Gewinnmaximierung für den Fonds Biolix! Das Hybridauto, die Brennstoffzelle etc werden auch aus Gewinnmaximierung gemacht. (Dass es gut für die Umwelt ist ein postitver Nebeneffekt)

So löblich dein Engagement für die öko-soziale Sache ist, aber ich darf auch daran erinnern, dass du dir das leisten kannst. Ethikfonds mit wenig Gewinn, Bioprodukte, Citymaut, Elektroautos sind alles wunderbare Sachen - Aber sie sind auch Luxusprodukte und dienen wie der asketische Heilige nicht als Matrix für die, nicht ganz so wohl begüterte, Masse.

Nix desto trotz. Die Gesellschaft braucht die einsamen Heiligen auf ihren Säulen, die Konsumverweigerer und die Biolixe. Auch wenns der Welt nur marginal hilft, dem eigenen Selbstwert ists doch auch recht dienlich - gell Biolix:-)








  22-11-2008 14:57  teilchenbeschleunigerin
Welche Gesellschaft wollen wir?

Hallo Sophokles,

Ich kann Deine Skepsis verstehen, weil ich weiß, was alles im Namen der Kirche läuft.
Dennoch kann es in anderen Bereichen der Kirchen positive Entwicklungen geben, auch wenn es ein Minderheitenprogramm ist.
Soll man deshalb ganz damit aufhören?
Die Erwartung dass alles mit einem Schlag besser wird, wäre naiv.

Es gibt übrigens diese Forderungen der KSOe nach einer sinnvollen Kapitalmarktregulierung seit Jahrzehnten. Mit dem Konzept vom bedingungslosen Grundeinkommen für alle beschäftigt sich die KSOe auch schon seit Jahrzehnten.
Ich glaube schon daran, dass sich die eine oder andere Forderung irgendwann einmal politisch umsetzen lässt, auch wenn es vielleicht noch Jahre oder Jahrzehnte dauert.
Man darf nicht aufhören, an solche Ideen zu glauben. Wenn niemand mehr an eine Idee glaubt, dann ist sie wirklich tot.

Zu Deinem Eintrag an Biolix will ich sagen, es es egal ist ob man viel oder wenig Geld hat. Ob man "ver-mögend" ist, darauf kommt es an.
Natürlich können Leute mit mehr Geld mehr bewegen, und es ist gut wenn sie es auch tun.

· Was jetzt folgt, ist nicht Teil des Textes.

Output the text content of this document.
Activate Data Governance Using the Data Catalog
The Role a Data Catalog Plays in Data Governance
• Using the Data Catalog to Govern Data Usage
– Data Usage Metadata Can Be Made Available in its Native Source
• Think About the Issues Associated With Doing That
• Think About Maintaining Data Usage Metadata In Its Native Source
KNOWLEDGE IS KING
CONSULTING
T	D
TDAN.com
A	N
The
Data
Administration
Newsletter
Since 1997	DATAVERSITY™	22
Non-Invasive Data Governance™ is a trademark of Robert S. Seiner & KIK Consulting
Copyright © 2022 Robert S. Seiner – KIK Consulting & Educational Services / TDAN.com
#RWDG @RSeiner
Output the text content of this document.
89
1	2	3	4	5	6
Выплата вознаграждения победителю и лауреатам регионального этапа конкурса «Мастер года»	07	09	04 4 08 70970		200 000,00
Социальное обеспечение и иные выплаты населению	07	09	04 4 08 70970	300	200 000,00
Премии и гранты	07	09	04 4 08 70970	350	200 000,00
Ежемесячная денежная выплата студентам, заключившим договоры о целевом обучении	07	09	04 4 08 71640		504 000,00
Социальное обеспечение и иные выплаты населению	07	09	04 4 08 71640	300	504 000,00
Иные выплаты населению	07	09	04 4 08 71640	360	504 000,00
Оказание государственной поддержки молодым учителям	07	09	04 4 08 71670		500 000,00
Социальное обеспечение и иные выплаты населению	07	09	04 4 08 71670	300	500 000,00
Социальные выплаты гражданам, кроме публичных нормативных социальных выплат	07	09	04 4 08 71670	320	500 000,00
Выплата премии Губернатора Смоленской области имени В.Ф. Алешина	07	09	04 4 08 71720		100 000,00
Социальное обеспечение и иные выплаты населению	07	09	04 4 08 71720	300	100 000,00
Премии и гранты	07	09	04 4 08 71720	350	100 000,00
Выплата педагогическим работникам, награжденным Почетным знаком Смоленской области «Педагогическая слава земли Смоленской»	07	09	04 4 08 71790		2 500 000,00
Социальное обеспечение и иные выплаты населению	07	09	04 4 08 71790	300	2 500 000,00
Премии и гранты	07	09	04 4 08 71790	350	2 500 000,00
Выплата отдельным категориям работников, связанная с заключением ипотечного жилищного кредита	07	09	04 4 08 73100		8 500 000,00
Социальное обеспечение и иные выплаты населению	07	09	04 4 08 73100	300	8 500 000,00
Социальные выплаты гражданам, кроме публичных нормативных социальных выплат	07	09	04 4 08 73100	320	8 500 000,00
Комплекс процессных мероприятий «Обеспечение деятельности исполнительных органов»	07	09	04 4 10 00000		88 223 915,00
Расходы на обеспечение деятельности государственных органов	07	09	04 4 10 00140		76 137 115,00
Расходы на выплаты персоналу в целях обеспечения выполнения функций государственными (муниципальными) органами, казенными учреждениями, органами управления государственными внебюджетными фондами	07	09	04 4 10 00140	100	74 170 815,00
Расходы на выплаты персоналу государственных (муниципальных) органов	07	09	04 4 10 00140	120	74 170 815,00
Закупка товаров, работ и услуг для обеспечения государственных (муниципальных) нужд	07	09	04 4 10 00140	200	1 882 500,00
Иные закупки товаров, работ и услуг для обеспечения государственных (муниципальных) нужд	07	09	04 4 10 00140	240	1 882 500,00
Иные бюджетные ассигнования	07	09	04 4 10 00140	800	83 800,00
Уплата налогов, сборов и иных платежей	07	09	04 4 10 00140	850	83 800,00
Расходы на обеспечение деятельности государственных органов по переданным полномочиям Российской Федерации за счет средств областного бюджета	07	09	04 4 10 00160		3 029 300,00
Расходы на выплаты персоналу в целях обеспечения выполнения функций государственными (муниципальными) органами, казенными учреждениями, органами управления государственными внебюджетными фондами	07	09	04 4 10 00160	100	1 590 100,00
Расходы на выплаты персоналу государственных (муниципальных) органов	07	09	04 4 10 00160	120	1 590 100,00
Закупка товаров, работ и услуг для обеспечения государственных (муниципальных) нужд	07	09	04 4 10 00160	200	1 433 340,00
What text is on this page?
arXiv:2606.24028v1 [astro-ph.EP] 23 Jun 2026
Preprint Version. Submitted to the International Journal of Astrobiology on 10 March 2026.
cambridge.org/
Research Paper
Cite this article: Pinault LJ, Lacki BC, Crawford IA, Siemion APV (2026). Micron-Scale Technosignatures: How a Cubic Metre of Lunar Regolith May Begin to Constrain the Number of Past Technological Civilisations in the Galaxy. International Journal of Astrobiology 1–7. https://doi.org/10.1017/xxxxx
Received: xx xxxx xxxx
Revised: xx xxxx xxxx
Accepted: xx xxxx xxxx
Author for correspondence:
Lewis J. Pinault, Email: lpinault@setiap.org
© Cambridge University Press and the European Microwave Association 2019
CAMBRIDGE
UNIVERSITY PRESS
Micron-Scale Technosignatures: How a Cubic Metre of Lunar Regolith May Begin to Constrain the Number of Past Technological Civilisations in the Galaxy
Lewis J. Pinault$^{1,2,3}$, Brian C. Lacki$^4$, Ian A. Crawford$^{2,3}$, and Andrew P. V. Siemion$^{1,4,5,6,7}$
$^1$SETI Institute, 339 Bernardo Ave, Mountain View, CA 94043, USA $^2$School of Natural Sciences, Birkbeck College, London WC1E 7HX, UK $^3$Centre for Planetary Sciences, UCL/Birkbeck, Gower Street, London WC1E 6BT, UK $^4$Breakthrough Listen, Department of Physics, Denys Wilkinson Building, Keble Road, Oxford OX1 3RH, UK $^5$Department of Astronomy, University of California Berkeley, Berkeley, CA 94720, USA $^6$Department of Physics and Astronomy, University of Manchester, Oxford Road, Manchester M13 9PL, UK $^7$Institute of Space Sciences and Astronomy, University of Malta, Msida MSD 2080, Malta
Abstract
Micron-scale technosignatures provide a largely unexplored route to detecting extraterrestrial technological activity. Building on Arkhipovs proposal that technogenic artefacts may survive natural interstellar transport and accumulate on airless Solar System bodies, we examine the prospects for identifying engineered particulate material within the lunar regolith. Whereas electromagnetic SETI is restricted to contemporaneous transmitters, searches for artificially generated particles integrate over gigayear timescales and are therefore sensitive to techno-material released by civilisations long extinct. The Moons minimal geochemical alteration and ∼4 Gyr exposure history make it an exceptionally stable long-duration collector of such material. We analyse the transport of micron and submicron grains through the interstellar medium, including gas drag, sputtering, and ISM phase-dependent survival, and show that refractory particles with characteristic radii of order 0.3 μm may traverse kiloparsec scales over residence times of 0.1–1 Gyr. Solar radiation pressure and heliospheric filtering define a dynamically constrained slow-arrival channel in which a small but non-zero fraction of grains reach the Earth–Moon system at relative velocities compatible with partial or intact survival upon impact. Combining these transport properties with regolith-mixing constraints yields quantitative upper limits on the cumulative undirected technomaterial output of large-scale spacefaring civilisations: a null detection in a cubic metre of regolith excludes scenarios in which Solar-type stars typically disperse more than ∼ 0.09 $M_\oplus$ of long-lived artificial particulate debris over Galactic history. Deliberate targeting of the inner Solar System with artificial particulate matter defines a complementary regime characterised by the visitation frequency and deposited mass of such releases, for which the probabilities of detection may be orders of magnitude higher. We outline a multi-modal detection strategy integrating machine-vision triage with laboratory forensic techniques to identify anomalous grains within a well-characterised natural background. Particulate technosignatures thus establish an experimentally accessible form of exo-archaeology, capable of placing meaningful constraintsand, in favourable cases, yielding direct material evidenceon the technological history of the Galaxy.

Sind meine Einträge "moralisierende Samstagsreden" für Dich?



  22-11-2008 18:30  Hausruckviertler
Welche Gesellschaft wollen wir?
Meine Meinung dazu ist folgende. Ich denke, dass die Kirche, solange sie sich nicht auf das wirkliche Christsein reduziert, nicht wirklich befugt ist ethnische Werte einzufordern. Dazu ist sie, speziell in den höheren Regionen (von den Bischöfen aufwärts und in den Klöstern) zu sehr selbst auf das Geld aus und zum Teil nicht zimperlich wenn es um Macht und Besitz geht.
Würde sich jeder in irgend einer Weise Verantwortliche auf der Welt bei jedem Vorhaben das er umsetzen will Gedanken drüber machen was wohl Jesus in seiner Stelle jetzt tun würde, hätten wir keine Probleme auf der Welt.
Die Grundlagen des Christentums wären die einzig richtigen Richtlinien für alle Probleme auf der Welt. Aber solang sich nur ein Teil der Bevölkerung daran hält, werden immer die die Dummen sein. Die unermessliche Gier von den meisten Verantwortungsträgern ist nun mal das Grundübel dieser Welt. Ausserdem noch die Ansicht, dass nicht der der Beste ist, der die beste Leistung erbringt, sondern der, die die anderen am meisten bescheissen kann.
Die ganze Werbung beruht eigentlich darauf, wie man die Leute auf legalem Weg betrügen kann. Solang nicht jeder zu jedem, der ihm gegenübersteht volles Vertrauen haben kann, dass der auch ehrlich ist, wird es nie wirklichen Frieden, Gleichberechtigung und Wohlergehen für alle geben.